Medio siglo de una obra emblemática

Por Roberto Méndez Martínez

Rayuela apareció gracias a la Editorial Sudamericana en 1963, hace medio siglo, el mismo año en que su autor viajó a La Habana.
 
La primera vez que tuve noticias de la existencia de Julio Cortázar fue hacia 1969. Yo estaba a punto de cumplir once años y en una salida vespertina con mi madre, nos detuvimos en una librería. De las novedades que mostraban a la entrada ella seleccionó un libro parcamente titulado Cuentos y aunque nada sabía del autor, me lo obsequió, convencida de que era lo más adecuado para mi edad.

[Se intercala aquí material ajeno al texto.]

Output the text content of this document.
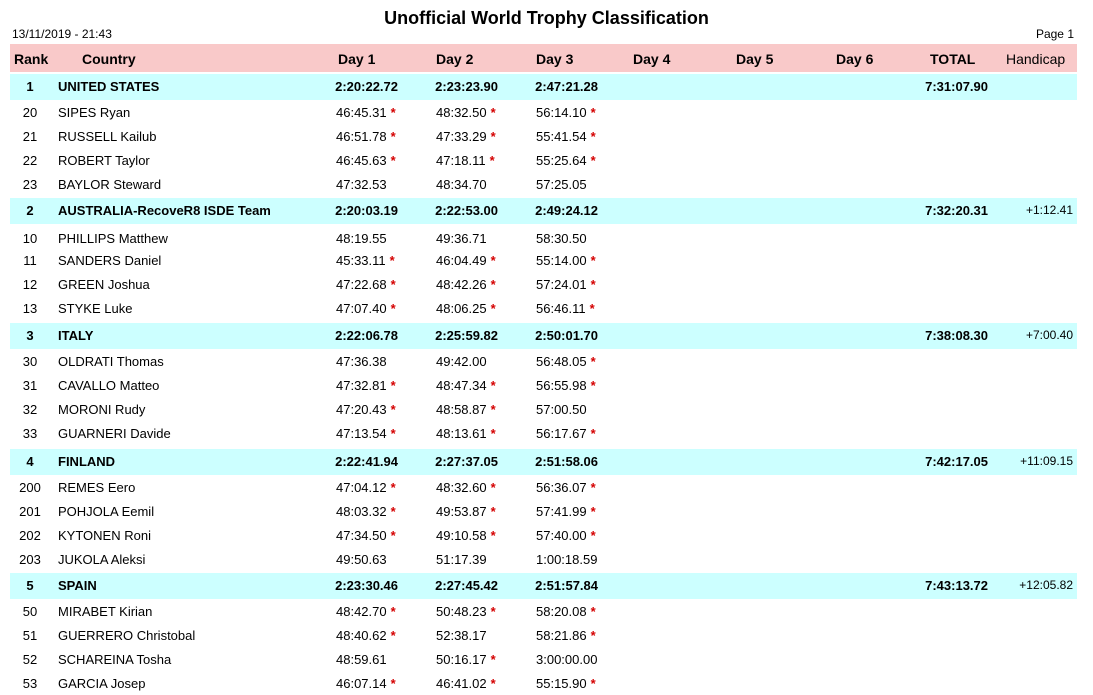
Unofficial World Trophy Classification
13/11/2019 - 21:43	Page 1
Rank Country	Day 1	Day 2	Day 3	Day 4	Day 5	Day 6	TOTAL Handicap
1	UNITED STATES	2:20:22.72	2:23:23.90	2:47:21.28	7:31:07.90
20	SIPES Ryan	46:45.31 *	48:32.50 *	56:14.10 *
21	RUSSELL Kailub	46:51.78 *	47:33.29 *	55:41.54 *
22	ROBERT Taylor	46:45.63 *	47:18.11 *	55:25.64 *
23	BAYLOR Steward	47:32.53	48:34.70	57:25.05
2	AUSTRALIA-RecoveR8 ISDE Team	2:20:03.19	2:22:53.00	2:49:24.12	7:32:20.31	+1:12.41
10	PHILLIPS Matthew	48:19.55	49:36.71	58:30.50
11	SANDERS Daniel	45:33.11 *	46:04.49 *	55:14.00 *
12	GREEN Joshua	47:22.68 *	48:42.26 *	57:24.01 *
13	STYKE Luke	47:07.40 *	48:06.25 *	56:46.11 *
3	ITALY	2:22:06.78	2:25:59.82	2:50:01.70	7:38:08.30	+7:00.40
30	OLDRATI Thomas	47:36.38	49:42.00	56:48.05 *
31	CAVALLO Matteo	47:32.81 *	48:47.34 *	56:55.98 *
32	MORONI Rudy	47:20.43 *	48:58.87 *	57:00.50
33	GUARNERI Davide	47:13.54 *	48:13.61 *	56:17.67 *
4	FINLAND	2:22:41.94	2:27:37.05	2:51:58.06	7:42:17.05	+11:09.15
200	REMES Eero	47:04.12 *	48:32.60 *	56:36.07 *
201	POHJOLA Eemil	48:03.32 *	49:53.87 *	57:41.99 *
202	KYTONEN Roni	47:34.50 *	49:10.58 *	57:40.00 *
203	JUKOLA Aleksi	49:50.63	51:17.39	1:00:18.59
5	SPAIN	2:23:30.46	2:27:45.42	2:51:57.84	7:43:13.72	+12:05.82
50	MIRABET Kirian	48:42.70 *	50:48.23 *	58:20.08 *
51	GUERRERO Christobal	48:40.62 *	52:38.17	58:21.86 *
52	SCHAREINA Tosha	48:59.61	50:16.17 *	3:00:00.00
53	GARCIA Josep	46:07.14 *	46:41.02 *	55:15.90 *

El libro me acompañó a unas vacaciones familiares en el balneario oriental de Gibara. Una de las experiencias más placenteras que puedo recordar en mi vida, asociadas con la lectura, ocurrió en aquellos días, pues en aquel sitio, entre el baño de mar por las mañanas y las visitas o las conversaciones en el parque después de la cena, había poco que hacer y yo me iba a una habitación de la planta alta de aquella casa de madera donde pernoctábamos y me dedicaba a leer ese volumen de la colección Huracán, de factura tan precaria que cada hoja leída se desprendía al momento como si fuera de un calendario y más de una vez, un golpe de aire llegado de la ventana que daba a la costa me obligó a la tarea de recoger buena parte de las páginas y volver a ordenarlas.

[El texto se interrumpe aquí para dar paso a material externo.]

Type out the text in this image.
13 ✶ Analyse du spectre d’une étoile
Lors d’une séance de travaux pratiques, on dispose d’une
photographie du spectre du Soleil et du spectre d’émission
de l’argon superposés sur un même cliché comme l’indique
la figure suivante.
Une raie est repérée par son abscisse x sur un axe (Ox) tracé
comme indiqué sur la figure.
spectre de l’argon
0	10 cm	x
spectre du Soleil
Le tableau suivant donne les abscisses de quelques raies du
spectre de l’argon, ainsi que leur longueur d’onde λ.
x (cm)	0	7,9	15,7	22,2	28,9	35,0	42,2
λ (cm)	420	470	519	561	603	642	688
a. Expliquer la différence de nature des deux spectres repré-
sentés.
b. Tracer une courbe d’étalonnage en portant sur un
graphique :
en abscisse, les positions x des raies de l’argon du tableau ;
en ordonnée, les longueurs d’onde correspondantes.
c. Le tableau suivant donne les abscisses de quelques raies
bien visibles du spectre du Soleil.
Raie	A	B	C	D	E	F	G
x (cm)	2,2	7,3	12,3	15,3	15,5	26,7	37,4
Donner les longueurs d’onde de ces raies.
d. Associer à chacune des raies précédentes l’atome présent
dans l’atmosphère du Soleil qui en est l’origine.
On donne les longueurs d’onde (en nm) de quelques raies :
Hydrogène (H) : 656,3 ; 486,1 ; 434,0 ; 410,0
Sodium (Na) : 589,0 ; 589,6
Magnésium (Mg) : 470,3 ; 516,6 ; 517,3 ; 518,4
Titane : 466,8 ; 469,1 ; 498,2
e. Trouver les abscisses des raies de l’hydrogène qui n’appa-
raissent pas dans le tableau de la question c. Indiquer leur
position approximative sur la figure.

Así pude disfrutar de “Casa tomada”, “Final del juego”, “Circe”, “La noche boca arriba”, textos que más que gustarme, me intranquilizaron, me mostraron un lado de la literatura que poco tenía que ver con los autores incluidos en los programas escolares. Por primera vez tomé contacto con aquellas “Historias de cronopios y famas” que no solo fueron harto leídas por al menos dos generaciones de intelectuales en Cuba, sino que fueron la causa directa de que en nuestra farándula cultural, siempre ávida de novedades, surgieran unos especímenes que eran mitad hippies, mitad lunáticos, que llevaban orgullosamente el marbete de cronopios.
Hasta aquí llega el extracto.